Just prior to leaving Walter Reed, the president recorded a video to put on Twitter in which he said this about COVID-19:

Don’t let it dominate you. Don ‘t be afraid of it. You’re gonna beat it. We have the best medical equipment, we have the best medicines – all developed recently. And you’re gonna beat it.”

Top Democrats, for their part, did their best to appear respectful in light of the president’s diagnosis while at the same time making a bit of political hay. Here is House Speaker Nancy Pelosi:

We need to have trust. We have to trust that what they’re telling us about the president’s condition is real. Uh, we have to have confidence in the judgement of the doctors who are treating him that – when they give a presentation to the press, it has to be approved by the president. That’s not very scientific.”

Meanwhile, the campaign rolls on. We are three weeks and six days from election day and if you’re working in the Trump campaign, you have to be concerned about the polls.

An NBC/Wall Street Journal of registered voters taken just after the first debate shows Joe Biden with a whopping 14-point lead over President Trump. The fact that it’s registered voters rather than likely voters that were surveyed should be noted and taken into account. Surveys of registered voters have proven to be significantly less accurate.

The Real Clear Politics average of polls puts Biden on top 51 to 42, a nine point lead.

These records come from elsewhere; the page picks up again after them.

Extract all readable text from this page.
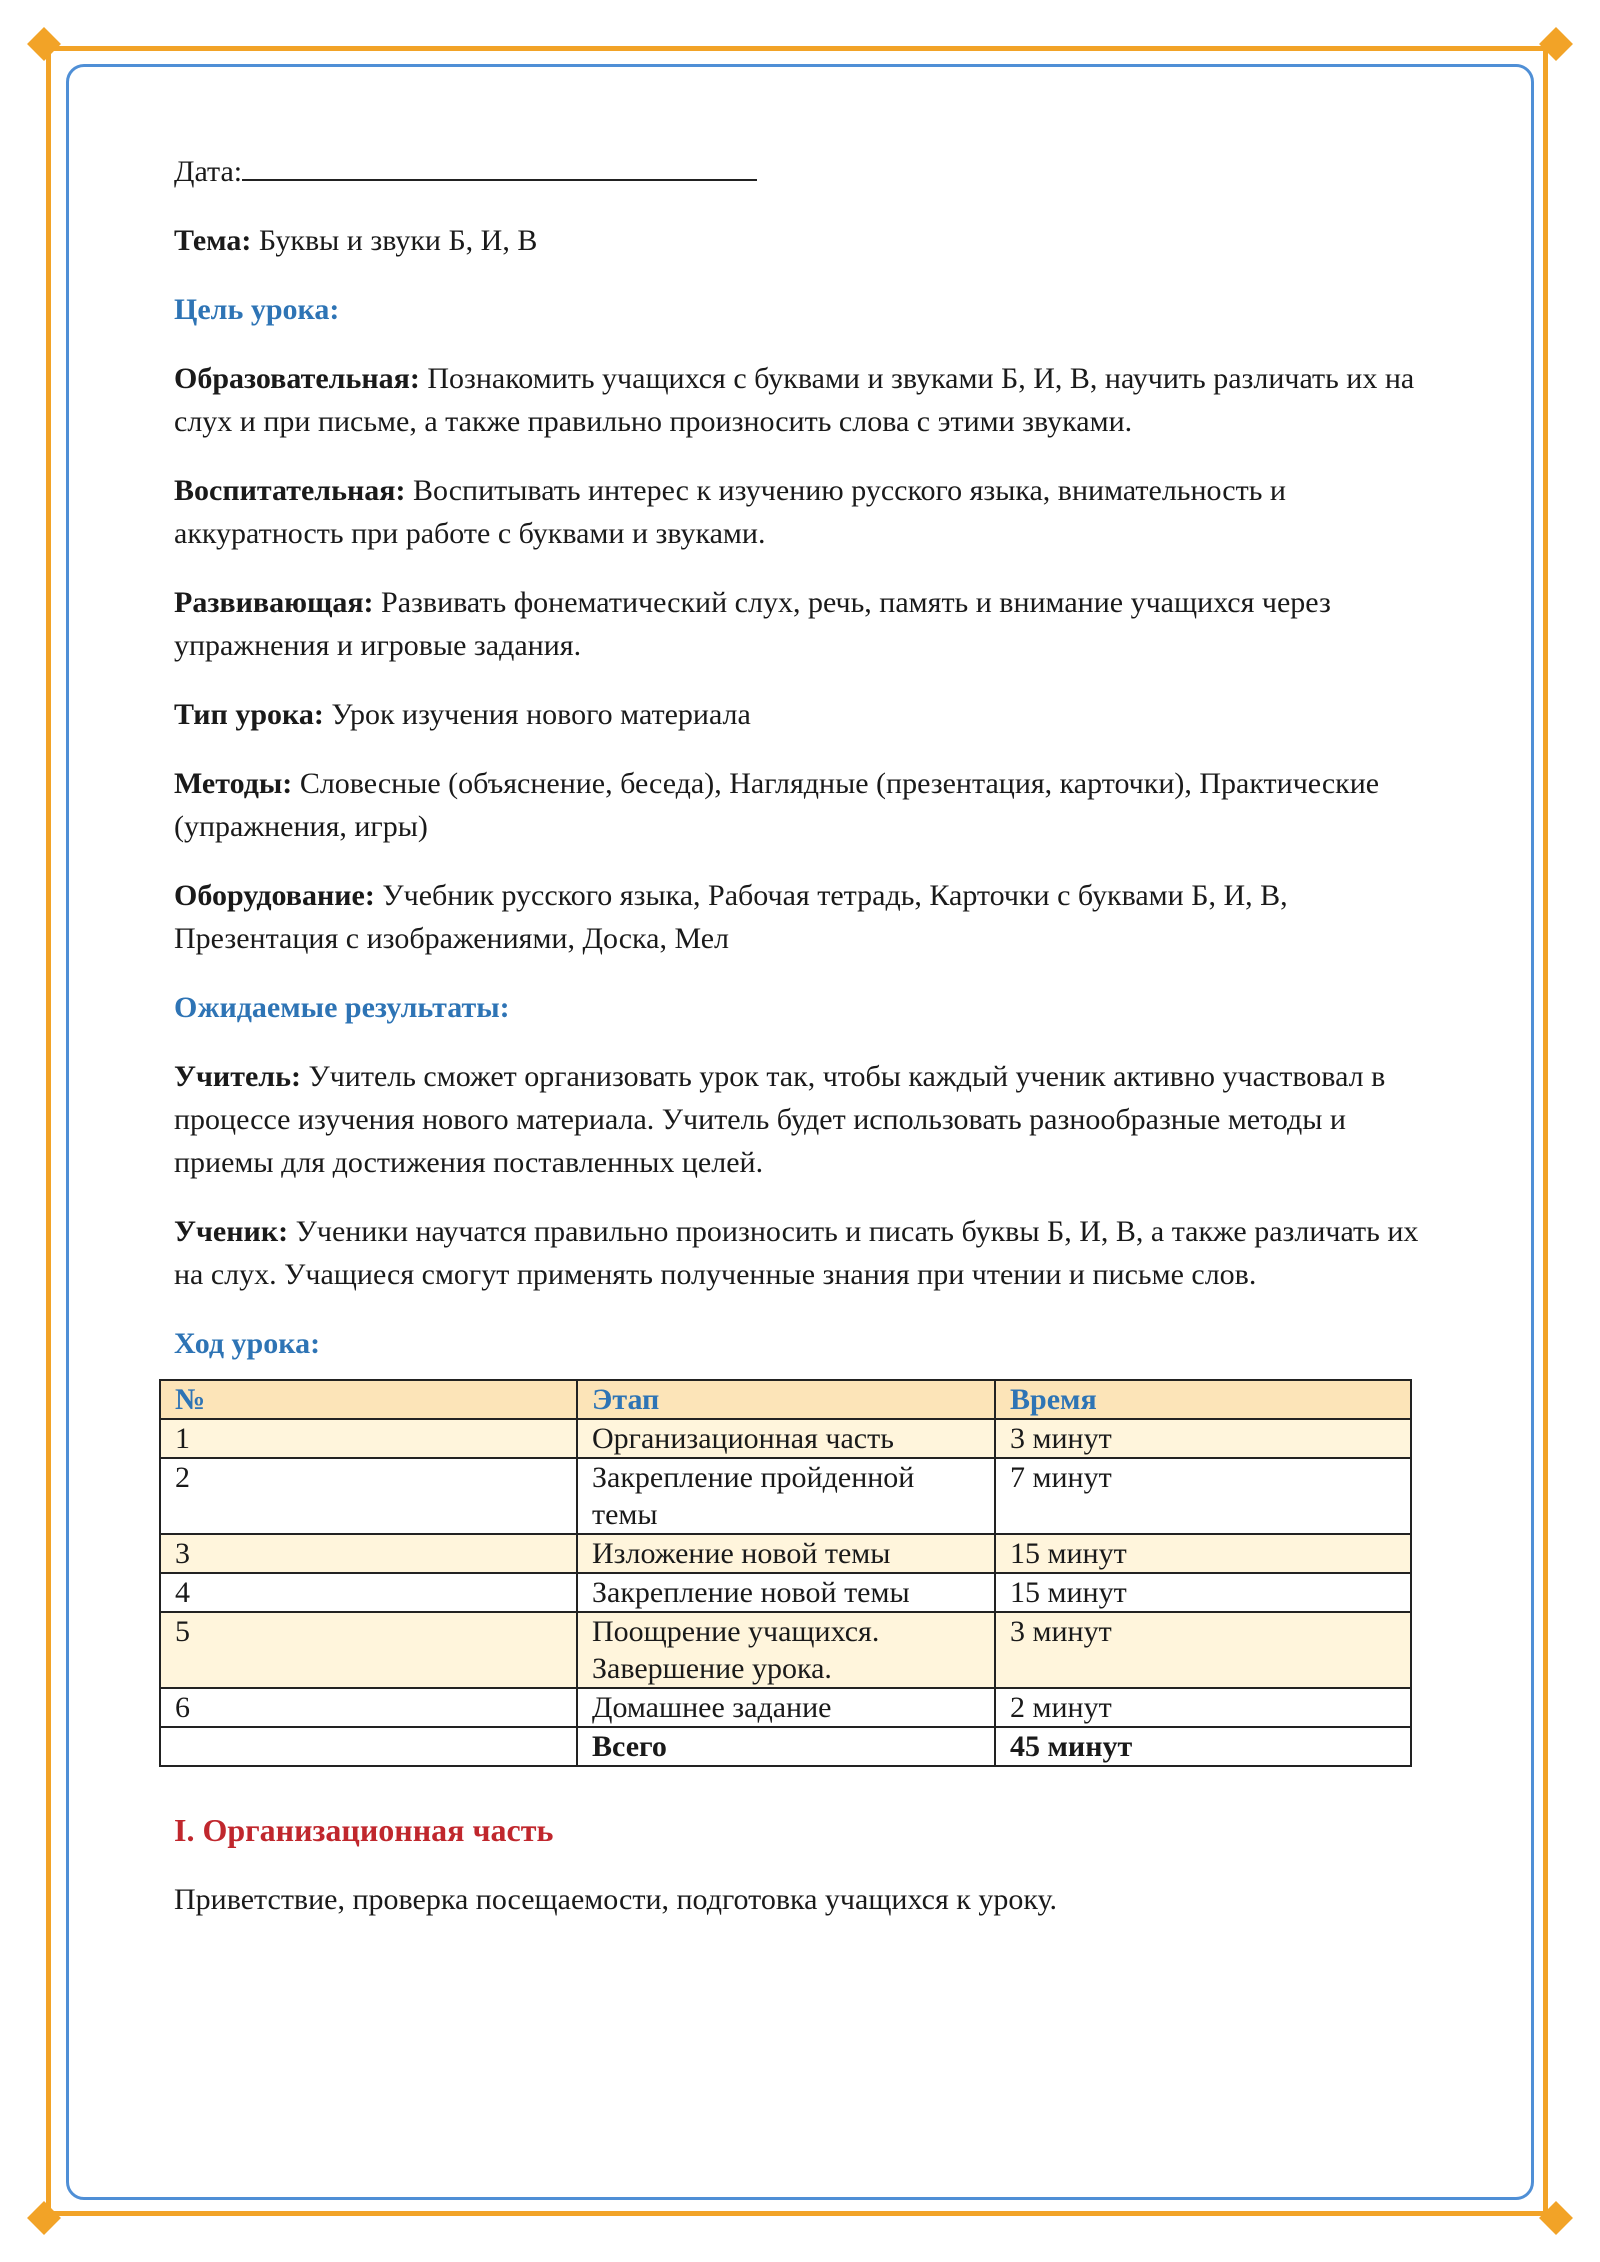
Дата:

Тема: Буквы и звуки Б, И, В

Цель урока:

Образовательная: Познакомить учащихся с буквами и звуками Б, И, В, научить различать их на слух и при письме, а также правильно произносить слова с этими звуками.

Воспитательная: Воспитывать интерес к изучению русского языка, внимательность и аккуратность при работе с буквами и звуками.

Развивающая: Развивать фонематический слух, речь, память и внимание учащихся через упражнения и игровые задания.

Тип урока: Урок изучения нового материала

Методы: Словесные (объяснение, беседа), Наглядные (презентация, карточки), Практические (упражнения, игры)

Оборудование: Учебник русского языка, Рабочая тетрадь, Карточки с буквами Б, И, В, Презентация с изображениями, Доска, Мел

Ожидаемые результаты:

Учитель: Учитель сможет организовать урок так, чтобы каждый ученик активно участвовал в процессе изучения нового материала. Учитель будет использовать разнообразные методы и приемы для достижения поставленных целей.

Ученик: Ученики научатся правильно произносить и писать буквы Б, И, В, а также различать их на слух. Учащиеся смогут применять полученные знания при чтении и письме слов.

Ход урока:

№	Этап	Время
1	Организационная часть	3 минут
2	Закрепление пройденной темы	7 минут
3	Изложение новой темы	15 минут
4	Закрепление новой темы	15 минут
5	Поощрение учащихся. Завершение урока.	3 минут
6	Домашнее задание	2 минут
	Всего	45 минут

I. Организационная часть

Приветствие, проверка посещаемости, подготовка учащихся к уроку.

But a Gallup survey taken prior to the debate revealed that by a 56 to 40 percent margin, the majority of Americans believe that President Trump will win the election. Some pundits on the right have suggested that by virtue of the question allowing the respondent to avoid having to directly say who he or she will vote for – thus avoiding reluctance some Trump supporters may have for publicly revealing their opinion – a more accurate picture of voter sentiment is revealed.

As we all remember, the polls blew it big time in 2016. Trump supporters are counting on a repeat of that phenomenon in 2020.

As the president often says, we’ll see what happens.